Photo: D. Randy Riggs
That’s really no surprise since the Snell 2000 helmets are now past their sell by (and use by) dates so it is time to hang them up. And earlier this year I did just that, sending my Sparco to that great helmet shelf in the sky—actually the top tier of the overstuffed bookcase in my office, next to the Bell Star that saved my life back in 1972.
Oh, yeah, lined up on shelves and scattered among gear and gadgets in my garage and office are more than 20 retired automotive and motorcycle helmets including the two mentioned. They represent many thousands of miles in my five-plus decades of motorcycle racing/riding experience and the years in which I’ve raced Formula Fords and vintage cars. Every helmet has a story—actually more than that—the helmets represent many miles of bravado, adventure and countries visited. Which is precisely why I can’t seem to part with them once they’re not fit to wear any longer. Like human bones, helmets get brittle with age, so the level of energy absorption degrades. Let’s face it, you don’t don a helmet to participate in billiards or table tennis, so in general terms grabbing hold of a chin strap and pulling a helmet down over your head usually means a rise in the heart rate by this simple act alone. Then there is what comes next!
I keep all of my old helmets dusted, and the new Arai models I currently wear are cleaned and waxed after every ride or race and get tucked inside a helmet bag ready for the next adventure. Unfortunately—or fortunately because of my limited storage space—not every helmet I’ve ever owned is in the collection because along the way a few were “borrowed” and never returned and two went missing during a move.
Some might think that only a head case would hang on to so many old helmets that have long outlived their useful and safe life cycle and they might be right. There’s always a look of bewilderment on people’s faces if they’ve never been in my garage as they stroll in and spot helmets lined up like old soldiers that have been to battle, although the restored ’67 Bultaco Metralla MkII perched in my home’s foyer might be a hint that they are in an enthusiast’s domain.

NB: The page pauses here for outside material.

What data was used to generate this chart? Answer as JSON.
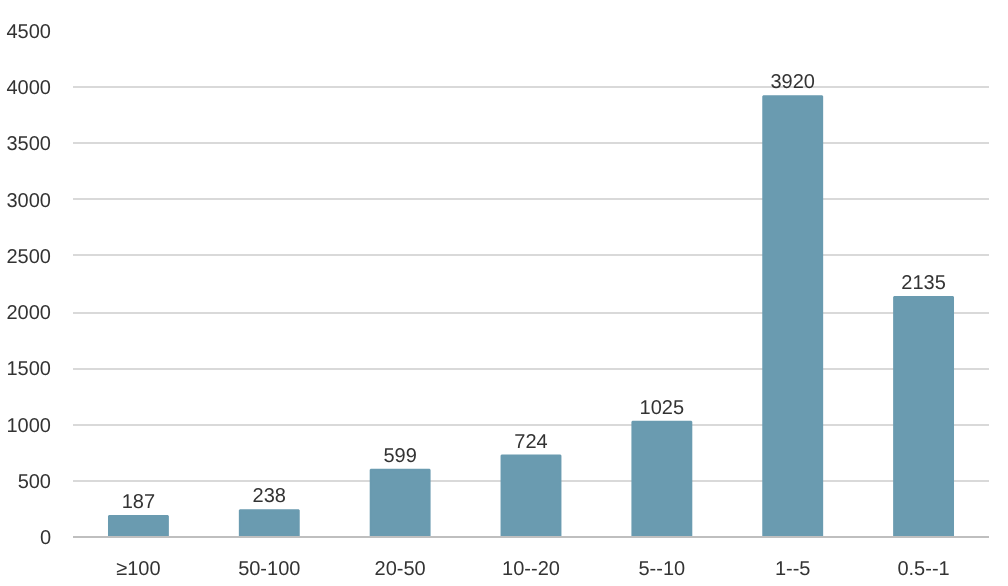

So, when I see my old helmets in repose up there on the shelf, I think of spectacular European vistas in the Italian alps where I rode a new Benelli Sei in 1974 or my first Jim Russell Racing School at Laguna Seca driving a Van Diemen Formula Ford in the rain. There’s an open-face Bell that appeared on the cover of Cycle World and what I wore competing in many 1975 ISDT Qualifiers across the country on a 360 Bultaco Frontera—from the deserts of SoCal to the dense woods of humid Alabama and the mud slime of Ft. Hood, Texas hills. It also went along trail riding with Malcolm Smith and five-time World 500cc Motocross Champion Roger DeCoster.
A few early Simpson “Darth Vader” models came from the time my ad agency did all of Simpson’s advertising. I had Rick Mears sign the one like he wore. And the damaged and scraped Bell Star that saved my noggin was in place when a particularily evil-handling ’72 Kawasaki 750 two-stroke Triple spit me off the high side and sent me to the hospital with fractures of the ribs and shoulder.
I stared through the face shield of a more recent Arai model on a monumental 3000- mile ride through Baja with my wife Karen on a GS-1100 BMW and I can’t ever look at that helmet without thinking about fish tacos, stray cattle and spinning donuts on a deserted hard-packed beach at low tide. And the Sparco I recently retired was on board five different Listers racing at venues coast-to- coast and during track drives with some amazing historic machines like a Birdcage Maserati. How could I part with that?
What’s ahead now is to take my two latest Arai helmets to new adventures, so that someday they’ll be on a shelf to remind me again of all the fun I’ve had.